The Sunday paper said that the documents showed that in both 2008 and 2009, Blair negotiated to fly to Tripoli from Sierra Leone in a jet provided by Gaddafi.
The documents also showed that Blair had a further private meeting with Gaddafi in June 2010.
The Sunday Telegraph said the visits raised concerns of possible conflicts of interest between Blair's roles as a Middle East peace envoy, a business consultant and a philanthropist.
A spokesman for the ex-premier said: "Tony Blair has never had any role, either formal or informal, paid or unpaid, with the Libyan Investment Authority or the government of Libya and he has no commercial relationship with any Libyan company or entity.
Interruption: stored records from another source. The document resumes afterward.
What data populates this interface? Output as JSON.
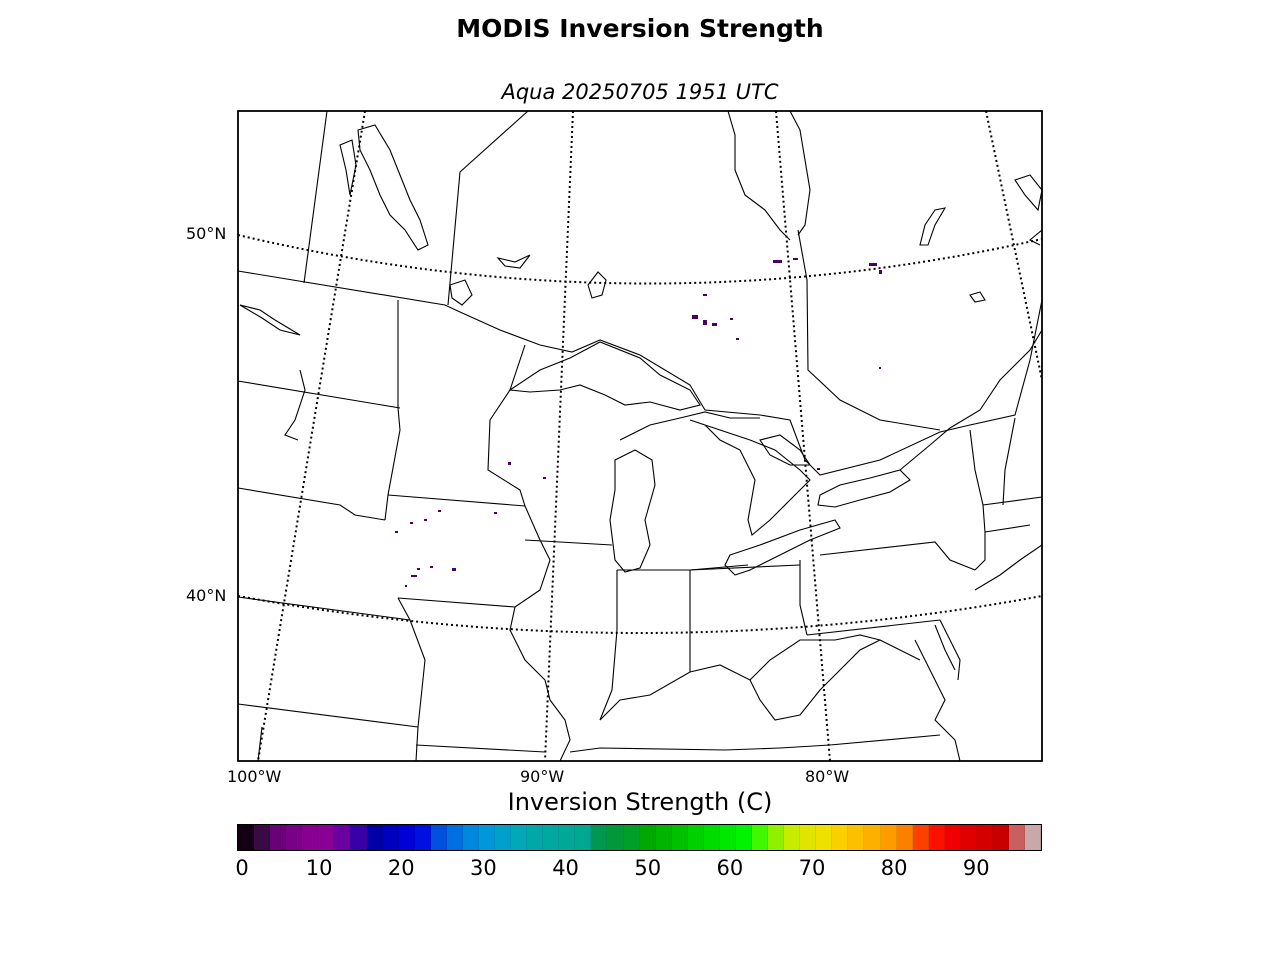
{
  "title": "MODIS Inversion Strength",
  "subtitle": "Aqua 20250705 1951 UTC",
  "map": {
    "lat_labels": [
      "50°N",
      "40°N"
    ],
    "lon_labels": [
      "100°W",
      "90°W",
      "80°W"
    ],
    "boundary_color": "#000000",
    "background_color": "#ffffff"
  },
  "colorbar": {
    "label": "Inversion Strength (C)",
    "ticks": [
      "0",
      "10",
      "20",
      "30",
      "40",
      "50",
      "60",
      "70",
      "80",
      "90"
    ],
    "range": [
      0,
      98
    ],
    "colors": [
      "#140014",
      "#3a0a45",
      "#6a0078",
      "#7a0088",
      "#880090",
      "#880096",
      "#6a00a0",
      "#3a00a8",
      "#0000a8",
      "#0000c0",
      "#0000d8",
      "#0010e0",
      "#0050e0",
      "#0070e0",
      "#0088dd",
      "#0098d8",
      "#00a0c8",
      "#00a8b8",
      "#00a8a8",
      "#00a8a0",
      "#00a898",
      "#00a890",
      "#009850",
      "#009838",
      "#00a028",
      "#00a800",
      "#00b400",
      "#00c000",
      "#00d000",
      "#00dc00",
      "#00e800",
      "#00f400",
      "#40f800",
      "#90f000",
      "#c8ec00",
      "#e0e400",
      "#f0e000",
      "#fcd000",
      "#fcc000",
      "#fcb000",
      "#fc9c00",
      "#fc8000",
      "#fc4000",
      "#fc1000",
      "#f00000",
      "#e00000",
      "#d40000",
      "#c80000",
      "#c86060",
      "#c8a8a8"
    ]
  },
  "data_pixels_color": "#4a0066"
}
"The subjects of the conversations during Mr Blair's occasional visits was primarily Africa, as Libya was for a time head of the African Union; but also the Middle East and how Libya should reform and open up.
"Of course the Libyans, as they always did, raised Megrahi. Mr Blair explained, as he always did, in office and out of it, that it was not a decision for the UK government but for the Scottish executive.
"No business deals of any nature were discussed. At the time, governments around the world were engaging with Libya. Gaddafi was received in several European capitals including Brussels, Rome and Paris.
"There was therefore at that time no reason whatsoever for not continuing to engage with him, especially since Mr Blair in office had been responsible for getting Gaddafi to give up his chemical and nuclear weapons programme and renounce terrorism."
A review released in February found that the British government did "all it could" to help Libya in pursuing Megrahi's freedom, fearing that "UK interests would be damaged" otherwise.